# Introdução Prática aos Modelos da Hugging Face
Este notebook apresenta os conceitos básicos para utilizar os modelos da Hugging Face, explorando:
- Como buscar modelos.
- Como carregar modelos pré-treinados.
- Como realizar inferência em tarefas como classificação, geração de texto e tradução.

Utilizando a biblioteca `transformers`.

In [None]:
# Instalar a biblioteca Hugging Face Transformers
!pip install transformers -y

## Buscar e Explorar Modelos
Os modelos estão disponíveis no site [https://huggingface.co/models](https://huggingface.co/models).

Eles são organizados por tarefas como:
- Classificação de Texto
- Geração de Texto
- Tradução
- Pergunta e Resposta
- Tokenização
- Embeddings

## Pipeline Simples
O pipeline é a maneira mais simples de utilizar modelos para tarefas comuns.

In [16]:
from transformers import pipeline

# Classificação de sentimento
classifier = pipeline('sentiment-analysis')
result = classifier('I love studying AI on saturday mornings!')
print(result)

No model was supplied, defaulted to distilbert/distilbert-base-uncased-finetuned-sst-2-english and revision 714eb0f (https://huggingface.co/distilbert/distilbert-base-uncased-finetuned-sst-2-english).
Using a pipeline without specifying a model name and revision in production is not recommended.
Device set to use mps:0


[{'label': 'POSITIVE', 'score': 0.9992026686668396}]


## Geração de Texto

In [17]:
generator = pipeline('text-generation', model='gpt2')
result = generator('Once upon a time,', max_length=30)
print(result)

Device set to use mps:0
Truncation was not explicitly activated but `max_length` is provided a specific value, please use `truncation=True` to explicitly truncate examples to max length. Defaulting to 'longest_first' truncation strategy. If you encode pairs of sequences (GLUE-style) with the tokenizer you can select this strategy more precisely by providing a specific strategy to `truncation`.
Setting `pad_token_id` to `eos_token_id`:50256 for open-end generation.
Both `max_new_tokens` (=256) and `max_length`(=30) seem to have been set. `max_new_tokens` will take precedence. Please refer to the documentation for more information. (https://huggingface.co/docs/transformers/main/en/main_classes/text_generation)
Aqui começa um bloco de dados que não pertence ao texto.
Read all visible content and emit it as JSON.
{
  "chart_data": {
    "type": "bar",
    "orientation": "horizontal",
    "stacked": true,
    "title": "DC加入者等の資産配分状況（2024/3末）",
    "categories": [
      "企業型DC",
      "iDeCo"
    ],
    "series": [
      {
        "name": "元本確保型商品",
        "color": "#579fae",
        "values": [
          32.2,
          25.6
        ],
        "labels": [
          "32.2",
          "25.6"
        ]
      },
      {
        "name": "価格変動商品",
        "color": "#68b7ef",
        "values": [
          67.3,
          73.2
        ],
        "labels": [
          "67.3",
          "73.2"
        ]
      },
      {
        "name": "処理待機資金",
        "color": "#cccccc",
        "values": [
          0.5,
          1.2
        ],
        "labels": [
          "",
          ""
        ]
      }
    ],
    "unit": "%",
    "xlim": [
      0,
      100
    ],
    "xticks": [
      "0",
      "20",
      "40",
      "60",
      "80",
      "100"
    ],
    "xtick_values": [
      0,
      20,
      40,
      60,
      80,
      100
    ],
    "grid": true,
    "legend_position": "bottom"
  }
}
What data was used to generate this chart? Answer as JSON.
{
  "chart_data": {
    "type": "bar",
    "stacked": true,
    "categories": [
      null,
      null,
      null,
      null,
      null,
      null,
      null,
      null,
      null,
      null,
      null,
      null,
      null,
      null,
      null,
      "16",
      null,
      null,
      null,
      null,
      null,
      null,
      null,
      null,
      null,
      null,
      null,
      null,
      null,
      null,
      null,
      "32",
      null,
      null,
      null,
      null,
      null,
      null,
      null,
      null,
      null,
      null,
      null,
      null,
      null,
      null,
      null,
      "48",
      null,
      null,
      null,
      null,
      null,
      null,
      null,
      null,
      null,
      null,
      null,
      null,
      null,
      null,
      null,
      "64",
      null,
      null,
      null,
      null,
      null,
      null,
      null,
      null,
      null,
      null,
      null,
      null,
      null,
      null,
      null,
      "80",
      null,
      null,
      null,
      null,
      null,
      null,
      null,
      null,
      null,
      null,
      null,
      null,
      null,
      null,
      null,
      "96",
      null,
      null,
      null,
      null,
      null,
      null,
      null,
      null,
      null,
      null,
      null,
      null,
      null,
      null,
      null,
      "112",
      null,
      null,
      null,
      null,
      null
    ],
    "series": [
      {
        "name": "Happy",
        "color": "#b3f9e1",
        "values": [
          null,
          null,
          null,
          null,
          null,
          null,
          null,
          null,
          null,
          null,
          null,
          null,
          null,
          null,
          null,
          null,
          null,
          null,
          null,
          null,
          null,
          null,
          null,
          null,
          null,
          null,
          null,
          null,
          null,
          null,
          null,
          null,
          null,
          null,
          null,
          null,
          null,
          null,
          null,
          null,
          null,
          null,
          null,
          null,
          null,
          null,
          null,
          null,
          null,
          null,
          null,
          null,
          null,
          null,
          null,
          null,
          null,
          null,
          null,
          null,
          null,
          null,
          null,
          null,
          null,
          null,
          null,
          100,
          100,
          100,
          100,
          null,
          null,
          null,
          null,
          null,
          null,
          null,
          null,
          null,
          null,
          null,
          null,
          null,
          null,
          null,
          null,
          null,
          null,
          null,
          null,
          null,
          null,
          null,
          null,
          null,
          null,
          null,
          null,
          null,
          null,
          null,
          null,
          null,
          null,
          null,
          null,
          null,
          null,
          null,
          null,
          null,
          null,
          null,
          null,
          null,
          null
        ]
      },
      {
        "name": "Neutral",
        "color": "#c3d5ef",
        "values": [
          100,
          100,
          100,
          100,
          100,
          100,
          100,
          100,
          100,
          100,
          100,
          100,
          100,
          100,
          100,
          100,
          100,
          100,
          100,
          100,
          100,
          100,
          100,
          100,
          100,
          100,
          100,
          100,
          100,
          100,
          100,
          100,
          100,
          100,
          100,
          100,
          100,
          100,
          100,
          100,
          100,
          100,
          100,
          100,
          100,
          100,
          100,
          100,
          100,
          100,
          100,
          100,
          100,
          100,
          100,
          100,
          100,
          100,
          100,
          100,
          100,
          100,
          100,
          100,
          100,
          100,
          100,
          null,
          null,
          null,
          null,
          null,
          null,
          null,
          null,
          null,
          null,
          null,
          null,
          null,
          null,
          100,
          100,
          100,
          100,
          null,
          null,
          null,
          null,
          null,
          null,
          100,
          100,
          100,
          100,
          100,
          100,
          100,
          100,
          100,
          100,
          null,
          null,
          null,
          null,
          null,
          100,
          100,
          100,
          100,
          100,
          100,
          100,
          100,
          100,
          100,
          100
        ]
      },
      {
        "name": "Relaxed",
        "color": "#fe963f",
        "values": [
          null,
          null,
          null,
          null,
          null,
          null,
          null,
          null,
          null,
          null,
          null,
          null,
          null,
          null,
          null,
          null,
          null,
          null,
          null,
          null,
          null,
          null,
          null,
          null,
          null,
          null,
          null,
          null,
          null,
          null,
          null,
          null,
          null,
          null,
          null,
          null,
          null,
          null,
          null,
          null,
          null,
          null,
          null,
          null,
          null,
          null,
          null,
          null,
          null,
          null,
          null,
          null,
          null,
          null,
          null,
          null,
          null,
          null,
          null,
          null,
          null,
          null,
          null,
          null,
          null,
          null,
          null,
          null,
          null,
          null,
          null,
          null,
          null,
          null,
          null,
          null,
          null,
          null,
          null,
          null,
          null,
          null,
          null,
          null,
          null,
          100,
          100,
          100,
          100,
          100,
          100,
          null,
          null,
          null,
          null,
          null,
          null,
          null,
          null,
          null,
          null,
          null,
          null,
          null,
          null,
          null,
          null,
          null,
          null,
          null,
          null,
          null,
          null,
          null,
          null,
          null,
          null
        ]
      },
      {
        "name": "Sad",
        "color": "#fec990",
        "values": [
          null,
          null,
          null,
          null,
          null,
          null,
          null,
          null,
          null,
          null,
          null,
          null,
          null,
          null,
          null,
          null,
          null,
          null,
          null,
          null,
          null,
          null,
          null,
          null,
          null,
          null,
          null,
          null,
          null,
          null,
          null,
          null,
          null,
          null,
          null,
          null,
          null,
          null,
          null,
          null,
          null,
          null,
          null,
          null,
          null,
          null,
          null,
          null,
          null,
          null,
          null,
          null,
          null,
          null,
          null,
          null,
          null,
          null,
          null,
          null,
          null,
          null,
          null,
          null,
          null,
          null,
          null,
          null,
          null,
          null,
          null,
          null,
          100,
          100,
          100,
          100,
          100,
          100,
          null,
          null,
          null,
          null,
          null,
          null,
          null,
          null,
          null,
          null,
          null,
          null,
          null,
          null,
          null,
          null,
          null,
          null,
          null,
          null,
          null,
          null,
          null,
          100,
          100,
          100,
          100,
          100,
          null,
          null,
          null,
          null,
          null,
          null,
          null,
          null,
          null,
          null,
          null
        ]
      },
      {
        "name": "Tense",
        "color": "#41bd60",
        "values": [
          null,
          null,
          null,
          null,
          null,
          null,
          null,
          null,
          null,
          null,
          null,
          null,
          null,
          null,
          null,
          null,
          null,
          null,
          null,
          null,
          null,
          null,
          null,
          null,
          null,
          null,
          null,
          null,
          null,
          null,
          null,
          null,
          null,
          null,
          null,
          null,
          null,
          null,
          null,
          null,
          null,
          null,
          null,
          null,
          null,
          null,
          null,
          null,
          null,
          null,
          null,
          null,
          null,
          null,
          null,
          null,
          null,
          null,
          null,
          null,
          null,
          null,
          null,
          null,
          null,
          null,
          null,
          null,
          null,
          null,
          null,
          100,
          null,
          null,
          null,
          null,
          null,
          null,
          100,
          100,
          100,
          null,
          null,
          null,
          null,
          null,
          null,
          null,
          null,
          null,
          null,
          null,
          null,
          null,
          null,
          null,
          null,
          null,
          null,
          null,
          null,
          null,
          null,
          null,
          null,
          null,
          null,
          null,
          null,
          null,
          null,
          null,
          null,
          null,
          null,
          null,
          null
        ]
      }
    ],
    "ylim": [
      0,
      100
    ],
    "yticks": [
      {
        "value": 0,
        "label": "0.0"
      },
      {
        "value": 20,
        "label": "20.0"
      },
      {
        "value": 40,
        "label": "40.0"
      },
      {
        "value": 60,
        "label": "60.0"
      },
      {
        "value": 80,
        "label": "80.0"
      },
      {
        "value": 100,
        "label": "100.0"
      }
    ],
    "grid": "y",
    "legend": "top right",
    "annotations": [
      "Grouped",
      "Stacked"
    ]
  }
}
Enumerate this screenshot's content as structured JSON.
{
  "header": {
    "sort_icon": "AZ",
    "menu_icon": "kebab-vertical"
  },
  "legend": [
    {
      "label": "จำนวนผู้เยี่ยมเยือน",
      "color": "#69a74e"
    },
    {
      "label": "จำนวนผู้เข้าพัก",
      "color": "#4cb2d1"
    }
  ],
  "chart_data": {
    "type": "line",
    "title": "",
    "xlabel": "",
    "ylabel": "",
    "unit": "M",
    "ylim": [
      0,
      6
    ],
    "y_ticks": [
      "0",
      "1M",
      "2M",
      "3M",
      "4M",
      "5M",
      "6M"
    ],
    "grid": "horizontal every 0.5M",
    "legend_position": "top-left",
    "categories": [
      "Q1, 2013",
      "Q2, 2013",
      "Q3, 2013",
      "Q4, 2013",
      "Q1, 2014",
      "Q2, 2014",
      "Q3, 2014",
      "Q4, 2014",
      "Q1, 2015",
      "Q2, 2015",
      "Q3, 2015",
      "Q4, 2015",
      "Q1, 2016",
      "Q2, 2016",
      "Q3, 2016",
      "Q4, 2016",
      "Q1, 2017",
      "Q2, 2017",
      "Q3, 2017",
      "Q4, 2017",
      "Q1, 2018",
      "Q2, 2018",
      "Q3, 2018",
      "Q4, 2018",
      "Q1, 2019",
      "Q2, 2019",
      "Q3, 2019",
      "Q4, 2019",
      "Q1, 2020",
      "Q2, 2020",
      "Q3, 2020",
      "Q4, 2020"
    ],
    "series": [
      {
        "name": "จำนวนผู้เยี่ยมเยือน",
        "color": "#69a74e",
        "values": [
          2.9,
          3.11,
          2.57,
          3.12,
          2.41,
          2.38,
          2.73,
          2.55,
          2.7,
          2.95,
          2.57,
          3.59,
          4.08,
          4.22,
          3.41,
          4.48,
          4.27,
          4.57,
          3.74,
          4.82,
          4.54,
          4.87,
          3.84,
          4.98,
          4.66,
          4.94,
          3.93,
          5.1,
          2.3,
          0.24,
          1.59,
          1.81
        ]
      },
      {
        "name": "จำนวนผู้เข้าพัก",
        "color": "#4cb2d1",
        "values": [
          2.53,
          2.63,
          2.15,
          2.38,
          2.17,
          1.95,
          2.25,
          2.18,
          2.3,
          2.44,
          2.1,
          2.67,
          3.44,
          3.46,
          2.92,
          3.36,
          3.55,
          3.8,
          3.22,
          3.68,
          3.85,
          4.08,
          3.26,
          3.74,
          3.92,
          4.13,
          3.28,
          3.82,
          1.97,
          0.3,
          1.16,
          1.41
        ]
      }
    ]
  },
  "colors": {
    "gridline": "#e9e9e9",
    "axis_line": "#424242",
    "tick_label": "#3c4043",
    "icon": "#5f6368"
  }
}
[{'generated_text': "Once upon a time, I may have been the best of the best. I have been a loyal and trusted friend of the family.\n\nI was a member of the church before I ever got out of my parents' house. I know most of my friends and neighbors are not my friends. And though I have been baptized many times, I have never been able to get baptized.\n\nI will say that the time when I was a young boy was a wonderful time, a great time, a great time. However, I have never been able to get baptized.\n\nI was not baptized until I was 16 years old. I had no idea it would be that much of a change.\n\nI knew that I was going to be a Mormon and wanted to be a missionary. I didn't know what to do with the money that I was giving. I was so focused on getting to be a Mormon that I didn't even know if I was going to get baptized.\n\nI was a missionary at that time. I was making the difference in the world, and I was going to do something that the world couldn't do. I was going to do something that 

## Tradução de Idiomas

In [18]:
translator = pipeline('translation_en_to_fr')
result = translator('Machine learning is amazing!')
print(result)

No model was supplied, defaulted to google-t5/t5-base and revision a9723ea (https://huggingface.co/google-t5/t5-base).
Using a pipeline without specifying a model name and revision in production is not recommended.
Device set to use mps:0


[{'translation_text': "L'apprentissage par machine est fantastique!"}]


## Pergunta e Resposta com Contexto

In [None]:
qa = pipeline('question-answering')
result = qa({
  'context': 'Hugging Face is creating a tool that democratizes AI.',
  'question': 'What is Hugging Face creating?'
})
print(result)

## Trabalhar diretamente com modelos e tokenizadores

In [None]:
from transformers import AutoTokenizer, AutoModelForSequenceClassification

tokenizer = AutoTokenizer.from_pretrained('distilbert-base-uncased-finetuned-sst-2-english')
model = AutoModelForSequenceClassification.from_pretrained('distilbert-base-uncased-finetuned-sst-2-english')

inputs = tokenizer('I love AI', return_tensors='pt')
outputs = model(**inputs)
print(outputs.logits)

## Conclusão

A Hugging Face facilita o uso de modelos de linguagem de ponta com poucas linhas de código.